The trick is to look back when you top each of those endless ridges, take a deep breath and—for the moment at least—marvel over how far you’ve come and how much you’ve accomplished. Then you shoulder your pack and push on. Rather than exciting, the word should be satisfying. A good, long career as an entrepreneur will be.

Have you encountered troubles or mishaps when starting a business? How did you fix them?

In the beginning, we must have encountered every problem known to real estate, problems that we had to fix the hard way, through persistence, through blocking and tackling. Starting out, the problem is often that your project, whether a duplex or a 7-11, takes too long before the rent finally starts or costs too much to develop.

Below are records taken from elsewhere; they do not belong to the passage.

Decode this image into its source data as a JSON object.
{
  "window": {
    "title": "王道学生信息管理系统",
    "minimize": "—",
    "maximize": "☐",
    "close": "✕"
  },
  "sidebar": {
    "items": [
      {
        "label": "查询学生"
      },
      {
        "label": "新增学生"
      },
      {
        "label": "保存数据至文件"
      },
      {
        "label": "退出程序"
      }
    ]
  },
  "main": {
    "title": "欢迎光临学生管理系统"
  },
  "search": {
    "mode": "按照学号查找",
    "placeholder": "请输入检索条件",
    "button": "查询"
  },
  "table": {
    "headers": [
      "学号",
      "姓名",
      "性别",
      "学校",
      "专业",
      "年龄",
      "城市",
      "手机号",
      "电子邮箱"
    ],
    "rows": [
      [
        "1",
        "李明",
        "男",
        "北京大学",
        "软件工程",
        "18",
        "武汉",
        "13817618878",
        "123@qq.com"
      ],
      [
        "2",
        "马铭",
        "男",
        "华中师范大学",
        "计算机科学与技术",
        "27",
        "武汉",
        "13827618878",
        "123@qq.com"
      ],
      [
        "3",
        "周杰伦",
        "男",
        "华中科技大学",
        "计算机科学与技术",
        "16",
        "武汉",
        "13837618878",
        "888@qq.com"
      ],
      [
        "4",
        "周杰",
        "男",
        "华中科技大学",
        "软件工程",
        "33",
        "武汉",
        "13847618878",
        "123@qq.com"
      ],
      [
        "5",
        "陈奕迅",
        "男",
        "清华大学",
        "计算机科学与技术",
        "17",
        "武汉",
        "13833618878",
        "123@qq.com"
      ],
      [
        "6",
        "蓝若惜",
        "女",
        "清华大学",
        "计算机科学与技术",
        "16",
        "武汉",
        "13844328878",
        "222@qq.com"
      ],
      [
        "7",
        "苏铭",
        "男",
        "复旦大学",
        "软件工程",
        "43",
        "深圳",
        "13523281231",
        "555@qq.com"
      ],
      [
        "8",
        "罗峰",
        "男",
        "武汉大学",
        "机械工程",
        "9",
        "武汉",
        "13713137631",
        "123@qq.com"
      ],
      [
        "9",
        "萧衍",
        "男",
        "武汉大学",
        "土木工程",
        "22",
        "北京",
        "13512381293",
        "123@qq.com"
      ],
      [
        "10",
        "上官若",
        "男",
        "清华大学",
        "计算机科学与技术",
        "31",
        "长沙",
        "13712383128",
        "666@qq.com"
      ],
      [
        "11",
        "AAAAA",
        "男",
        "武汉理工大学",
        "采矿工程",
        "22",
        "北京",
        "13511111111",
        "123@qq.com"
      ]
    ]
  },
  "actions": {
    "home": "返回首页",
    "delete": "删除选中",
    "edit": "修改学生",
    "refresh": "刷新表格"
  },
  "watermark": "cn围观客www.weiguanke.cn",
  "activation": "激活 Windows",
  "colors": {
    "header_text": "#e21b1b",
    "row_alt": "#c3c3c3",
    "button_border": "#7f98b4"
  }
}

There is no magic bullet; the only solution is to put more money into the deal. The best way to make this problem far worse is to fail to tell your investors about it immediately. Full and complete disclosure solves a host of problems.

By the way, as long as you’re in business, you will have problems. My shrewd mother used to say, “No problems, no business.”

What advice would you give to our readers or young entrepreneurs who want to start a business today? Where should they start?

Before I would start a business anywhere, I would research this question: Is this city growing? Is it vibrant? If a city’s prospects for growth are dim, if it is stagnant or, worse, bleeding jobs or population, you need to move. To paraphrase Warren Buffet, I’d rather be a mediocre developer in a brilliant city than a brilliant developer in my hometown of Lancaster, California. Verify your chosen town’s rate of growth and future prospects before you commit yourself fully. The where you develop is far more important than the what you develop.

Republished with permission from author. This interview first appeared on Startup Savant.